Translating PO files with WordFast

I’d like to make some notes that can be reused for someone using
WordFast if they wanted to translate PO files.

Well, the important thing to remember is that Wordfast is not intelligent. The intelligence lies with the translator and/or the guy writing the tagger. Thankfully PO is quite simple, and if the lines are not wrapped, a translator can tag it almost manually.

What is tagging?

Well, in an MS Word document, you can apply a “style” to certain pieces of text. Default styles include Heading 1, Paragraph, etc. You can also set the behaviour of a style, so that all text with that style will look the same way. For example, I could set “Heading 1” to be Arial font, size 12, red text on a blue background, and all text with the style Heading 1 will look that way. It’s kinda like HTML. You can also create your own “styles”, and make them look like any thing you want to. The nice thing about styles is that you can tell a macro or a Find/Replace operation to perform its actions only on certain styles instead of the entire text. Very few people who use MS Word are aware of the great possibilities that exist thanks to “styles”.

If I were to translate an HTML document in MS Word, I could do it as follows: First copy the text (the HTML code) to an empty MS Word document. Then create a unique style with a unique name. Then use Find/Replace to change the style of all the non-translatable code to that unique style. Then write a macro which extracts the translatable text by ignoring everything which is in that unique style. Or, write a macro which hides all text which is in that unique style (so that only the translatable text is visible). Or, well, you can see the possibilities here.

In Wordfast (and in Trados) there are two such unique styles, with which the macros interact in a special way. The one style is called tw4winExternal and the other is called tw4winInternal. In an HTML file (saved as an MS Word document), the External style is applied to block-level code and the Internal style is applied to line-level code. The Wordfast macro ignores everything which has the External style, and creates a temporary text box with each sentence of translatable text in which the translator types the translation. Text with the Internal style has a red colour, so that the translator can see which pieces of line-level HTML he should watch out for. In this way, the translator doesn’t need to know HTML and yet he can translate directly within an HTML document (using MS Word) without any fear of “breaking” the code.
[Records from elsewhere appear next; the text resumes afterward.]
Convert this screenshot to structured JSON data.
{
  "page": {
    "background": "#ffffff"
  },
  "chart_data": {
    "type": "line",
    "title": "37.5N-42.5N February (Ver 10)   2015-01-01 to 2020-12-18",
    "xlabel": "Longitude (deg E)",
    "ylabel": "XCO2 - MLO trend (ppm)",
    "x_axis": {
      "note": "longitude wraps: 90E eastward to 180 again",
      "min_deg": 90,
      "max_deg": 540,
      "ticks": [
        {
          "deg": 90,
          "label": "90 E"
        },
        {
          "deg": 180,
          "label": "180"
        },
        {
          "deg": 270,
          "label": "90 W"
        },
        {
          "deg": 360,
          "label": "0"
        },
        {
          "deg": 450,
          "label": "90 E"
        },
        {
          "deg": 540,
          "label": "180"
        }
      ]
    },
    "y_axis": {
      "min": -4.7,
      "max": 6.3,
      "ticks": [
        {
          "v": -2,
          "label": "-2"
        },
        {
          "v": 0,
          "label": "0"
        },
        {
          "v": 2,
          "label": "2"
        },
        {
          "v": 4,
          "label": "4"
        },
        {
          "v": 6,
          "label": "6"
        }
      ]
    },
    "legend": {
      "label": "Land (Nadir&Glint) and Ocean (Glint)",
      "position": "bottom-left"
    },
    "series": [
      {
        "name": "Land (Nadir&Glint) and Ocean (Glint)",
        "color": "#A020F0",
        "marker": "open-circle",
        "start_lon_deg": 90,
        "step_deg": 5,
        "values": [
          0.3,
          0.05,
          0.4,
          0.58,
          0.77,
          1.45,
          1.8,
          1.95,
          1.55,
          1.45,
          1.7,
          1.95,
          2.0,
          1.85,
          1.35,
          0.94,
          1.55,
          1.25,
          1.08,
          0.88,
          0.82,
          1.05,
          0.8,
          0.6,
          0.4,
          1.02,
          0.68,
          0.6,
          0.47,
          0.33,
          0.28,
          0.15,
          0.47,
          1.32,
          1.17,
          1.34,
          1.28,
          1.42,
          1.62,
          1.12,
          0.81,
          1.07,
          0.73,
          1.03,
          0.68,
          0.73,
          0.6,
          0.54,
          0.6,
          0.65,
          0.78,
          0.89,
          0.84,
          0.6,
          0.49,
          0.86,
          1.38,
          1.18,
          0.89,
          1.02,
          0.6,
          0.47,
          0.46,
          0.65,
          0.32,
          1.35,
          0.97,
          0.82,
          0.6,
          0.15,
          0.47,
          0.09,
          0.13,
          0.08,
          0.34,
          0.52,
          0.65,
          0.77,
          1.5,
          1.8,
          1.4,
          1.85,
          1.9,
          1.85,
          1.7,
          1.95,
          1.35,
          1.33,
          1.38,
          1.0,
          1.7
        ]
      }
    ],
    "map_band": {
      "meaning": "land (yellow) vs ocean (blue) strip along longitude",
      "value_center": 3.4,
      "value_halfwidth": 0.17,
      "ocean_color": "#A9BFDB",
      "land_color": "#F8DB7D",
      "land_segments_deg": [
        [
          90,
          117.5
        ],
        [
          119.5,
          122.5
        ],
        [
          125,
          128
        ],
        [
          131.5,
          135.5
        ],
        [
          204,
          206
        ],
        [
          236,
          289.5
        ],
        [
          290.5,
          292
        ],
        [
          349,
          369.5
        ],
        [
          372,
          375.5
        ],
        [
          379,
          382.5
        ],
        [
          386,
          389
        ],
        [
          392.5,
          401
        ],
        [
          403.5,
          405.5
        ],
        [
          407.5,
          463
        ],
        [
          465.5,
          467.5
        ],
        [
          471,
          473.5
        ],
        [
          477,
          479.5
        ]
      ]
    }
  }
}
Marking the untranslatable code with External and Internal styles, is known as “tagging”.

So, a translator faced with a tagged PO file in MS Word will not necessarily know how the PO format works. He will be able to see everything in the PO file, but he’ll ignore it because Wordfast will automatically allow him access only to the text to the translated.

And now for the complication...

In Wordfast, the source text is overwritten with the target text. This means that when the translator gets the file from the client, the file must already be in such a way that the source text can be overwritten by the target text. This is why I insist on a “duplicated” PO file (however, I can duplicate it in MS Word too, so if the client is unable to provide a “duplicated” file, I can do it myself anyway).

Now, if you think about it carefully, you’ll see that a translator cannot deal with PO fuzzys in Wordfast. Not possible.

However, most of the time when fuzzys occur, it is because an existing string (which had been translated before) has changed slightly, right? So it follows that the old string and its correct translation is still available somewhere. If this old string and its translation isn’t in the translation memory (TM) already, it can easily be added to it, right?

Therefore, a simple workmethod is to delete all the proposed translations of fuzzys and turn the fuzzys into untranslateds (and then “duplicate” them), and translate them as usual.

Translating Opera

When I get PO files from my contact at Opera, the translated, fuzzy and untranslated strings are in a single file. First I used Gnu Gettext tools to separate these into three files. Then I turn the fuzzy strings into untranslated strings. Then I do the translation on the two “untranslated” files, and then I merge them back into the original file (the translated strings remain untouched by this process).

With Dwayne’s PO files, I have to be more careful, and that is why I prefer that he does the gymnastics (then if something goes wrong and it is a conversion issue, then it’s his fault). The gymnastics I’m referring to here, is separating the translated from the untranslated, and putting them into separate files. The “duplication” I can do flawlessless in MS Word (as long as the lines are unwrapped).

What is duplication (just in case you don’t know)?

Here is an unduplicated PO string:

# This is a comment.
# This is another comment.
msgstr "This is the source text."
msgid ""

Here is a duplicated PO string:

# This is a comment.
# This is another comment.
msgstr "This is the source text."
msgid "This is the source text."

Here is a translated PO string:

# This is a comment.
# This is another comment.
msgstr "This is the source text."
msgid "Hierdie is die bronteks."

These examples are oversimplified, of course.

Any questions?

The reason why some of the first PO files I did for Dwayne, didn’t quite work out well, was because I didn’t know how to do regex back then, so I didn’t know how to do tagging, so instead I did a roundtripping which turned out to be only 99% lossless. Ouch (and again: sorry).